Full-duplex voice AI is a voice assistant that can listen and speak at the same time, the way two people do on a phone call, instead of taking strict turns. That single change is why newer voice assistants feel like a conversation rather than a series of walkie-talkie exchanges: you can interrupt mid-sentence, correct yourself, or jump in with a quick “wait, actually—” and the assistant reacts immediately instead of finishing its rehearsed answer first.

What “duplex” means

The term comes from telecommunications. In a duplex system, two parties can send and receive at the same time (full-duplex, like a phone call) or only one direction at a time (half-duplex, like a walkie-talkie, where you have to say “over” before the other side can talk). Early AI voice assistants — including the first versions of ChatGPT’s spoken mode — were effectively half-duplex: you spoke, the app waited for you to stop, then it thought and replied. Full-duplex voice AI moves the underlying model to the phone-call model instead.

From a three-step pipeline to one continuous stream

Most early voice assistants were built from three separate stages chained together: speech recognition turns your audio into text, a language model reads that text and drafts a reply, and a text-to-speech engine reads the reply out loud. Each stage has to finish before the next one starts, which adds up to a noticeable pause, and none of the stages know what’s happening in the other two — so the system can’t react while you’re still talking.

Full-duplex systems replace that relay race with a single model that processes audio in and produces audio out continuously, over an open connection, rather than in one-shot exchanges. Because the model is listening the whole time, it can detect when you start talking over it — commonly called “barge-in” — and stop or adjust immediately instead of finishing a sentence you’ve already cut off. OpenAI’s GPT-Live family, released for ChatGPT’s voice mode, works this way and hands off harder reasoning or search tasks to its main language model so the voice layer itself can stay fast and responsive. OpenAI’s developer-facing Realtime API, now running on the gpt-realtime-2.1 model, gives the same audio-in/audio-out streaming to outside apps over a persistent connection. Other labs are building similar systems — NVIDIA’s Nemotron VoiceChat, for instance, is a full-duplex speech-to-speech model aimed at the same kind of real-time conversational use.

Why it matters

The practical effect is that voice stops feeling like a form you fill out one field at a time and starts feeling like talking to a person. That matters for anything where natural back-and-forth is the point: customer support calls, language practice, brainstorming out loud, or hands-free use while driving or cooking, where waiting out a long, uninterruptible answer is the main reason people give up on voice assistants. It also matters for accessibility — people who find typing slow or difficult get a much closer approximation of a real conversation. The tradeoff is that a system this good at mimicking natural conversational rhythm also raises the bar for voice-based scams and impersonation over the phone, which is part of why deepfake detection has become its own field.

How to try it

In the ChatGPT app, the newer “Live” voice option listens and speaks at once by default; users who prefer the older back-and-forth style can switch to “Separate mode” in the app’s voice settings (see OpenAI’s ChatGPT Voice guide).
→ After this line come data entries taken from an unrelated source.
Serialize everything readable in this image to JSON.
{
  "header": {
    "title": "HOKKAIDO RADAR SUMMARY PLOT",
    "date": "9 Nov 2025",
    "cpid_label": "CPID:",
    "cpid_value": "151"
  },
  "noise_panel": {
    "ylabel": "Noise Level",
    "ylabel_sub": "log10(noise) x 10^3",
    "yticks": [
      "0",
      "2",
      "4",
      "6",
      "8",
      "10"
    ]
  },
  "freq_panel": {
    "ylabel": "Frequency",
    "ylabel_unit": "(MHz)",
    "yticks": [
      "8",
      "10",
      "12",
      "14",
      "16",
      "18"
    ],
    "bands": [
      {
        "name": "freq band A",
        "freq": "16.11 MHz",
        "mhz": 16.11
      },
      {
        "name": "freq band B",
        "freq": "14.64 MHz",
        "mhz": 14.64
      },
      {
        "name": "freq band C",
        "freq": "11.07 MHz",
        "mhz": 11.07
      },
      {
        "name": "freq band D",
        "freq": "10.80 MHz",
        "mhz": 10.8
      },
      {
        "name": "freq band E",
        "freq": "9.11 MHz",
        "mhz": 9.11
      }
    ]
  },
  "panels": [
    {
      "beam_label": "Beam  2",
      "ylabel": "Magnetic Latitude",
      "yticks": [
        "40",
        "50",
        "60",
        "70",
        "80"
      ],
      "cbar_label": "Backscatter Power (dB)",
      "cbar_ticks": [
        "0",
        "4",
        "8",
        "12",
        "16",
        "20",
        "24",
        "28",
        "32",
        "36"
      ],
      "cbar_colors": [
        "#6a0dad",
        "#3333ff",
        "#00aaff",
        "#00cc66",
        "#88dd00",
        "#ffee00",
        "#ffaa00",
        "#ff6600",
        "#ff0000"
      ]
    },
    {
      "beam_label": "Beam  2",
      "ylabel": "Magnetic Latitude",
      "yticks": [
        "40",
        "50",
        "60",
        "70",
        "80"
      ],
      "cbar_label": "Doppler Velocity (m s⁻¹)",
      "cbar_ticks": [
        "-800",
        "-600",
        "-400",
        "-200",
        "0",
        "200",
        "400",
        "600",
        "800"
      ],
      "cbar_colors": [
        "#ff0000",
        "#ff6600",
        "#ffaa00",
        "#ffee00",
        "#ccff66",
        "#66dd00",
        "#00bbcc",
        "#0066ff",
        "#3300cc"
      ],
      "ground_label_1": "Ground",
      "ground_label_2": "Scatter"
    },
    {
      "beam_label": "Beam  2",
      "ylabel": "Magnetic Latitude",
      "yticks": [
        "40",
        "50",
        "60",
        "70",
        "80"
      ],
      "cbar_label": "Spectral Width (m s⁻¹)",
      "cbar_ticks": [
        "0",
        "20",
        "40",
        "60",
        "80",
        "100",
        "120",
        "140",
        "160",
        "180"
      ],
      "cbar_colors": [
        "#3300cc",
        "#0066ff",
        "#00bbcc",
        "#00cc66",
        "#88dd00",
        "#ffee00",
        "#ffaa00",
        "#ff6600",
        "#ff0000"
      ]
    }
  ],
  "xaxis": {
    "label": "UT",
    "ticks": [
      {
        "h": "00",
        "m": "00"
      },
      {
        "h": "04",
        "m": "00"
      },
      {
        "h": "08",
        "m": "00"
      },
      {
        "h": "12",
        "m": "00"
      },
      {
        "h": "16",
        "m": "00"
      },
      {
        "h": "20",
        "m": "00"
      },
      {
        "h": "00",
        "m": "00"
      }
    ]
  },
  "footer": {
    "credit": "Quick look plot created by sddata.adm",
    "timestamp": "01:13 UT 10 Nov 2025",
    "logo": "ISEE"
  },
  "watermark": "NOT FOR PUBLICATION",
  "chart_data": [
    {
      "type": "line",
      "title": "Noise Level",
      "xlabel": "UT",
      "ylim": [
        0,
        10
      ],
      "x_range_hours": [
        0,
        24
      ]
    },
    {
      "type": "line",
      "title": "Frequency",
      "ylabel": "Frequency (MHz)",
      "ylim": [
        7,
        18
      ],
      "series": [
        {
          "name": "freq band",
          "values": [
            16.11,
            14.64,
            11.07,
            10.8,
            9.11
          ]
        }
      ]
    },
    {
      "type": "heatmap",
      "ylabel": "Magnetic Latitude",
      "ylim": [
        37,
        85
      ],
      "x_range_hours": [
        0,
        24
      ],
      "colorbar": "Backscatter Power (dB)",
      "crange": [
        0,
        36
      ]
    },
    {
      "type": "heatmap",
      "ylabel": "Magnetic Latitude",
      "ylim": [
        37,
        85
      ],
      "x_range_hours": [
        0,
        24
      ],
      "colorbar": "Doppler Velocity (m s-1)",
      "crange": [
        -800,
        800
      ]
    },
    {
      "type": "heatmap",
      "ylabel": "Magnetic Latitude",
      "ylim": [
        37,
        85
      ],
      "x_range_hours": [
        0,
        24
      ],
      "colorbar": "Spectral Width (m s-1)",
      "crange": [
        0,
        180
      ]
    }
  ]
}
Developers building their own voice apps can connect directly to OpenAI’s Realtime API, which streams audio over a WebSocket, WebRTC, or SIP connection; usage is billed per audio token rather than a flat fee, and current rates are listed on OpenAI’s API pricing page.

In the news

OpenAI launched GPT-Live as a full-duplex upgrade to ChatGPT’s voice mode, and followed it with GPT-Realtime-2.1, a developer-facing model built for the same real-time, interruptible audio streaming with lower latency.

FAQ

Is this the same as Siri or Alexa’s voice mode? Not usually. Most older voice assistants still process a command, respond, then wait for the next one — closer to half-duplex. Full-duplex systems are a newer generation built to be interrupted and to react while you’re still speaking.

Does it understand tone of voice, not just words? Because the model processes raw audio instead of a text transcript, it can pick up on some cues a transcript would lose, like pacing or emphasis. It’s still not full emotional understanding, but it’s closer than a text-only pipeline.

Do I need to pay for it? ChatGPT’s voice mode, including Live, is available to logged-in users on the free tier as well as paid plans, with usage limits varying by plan. Building your own app on the Realtime API is billed separately, per audio token.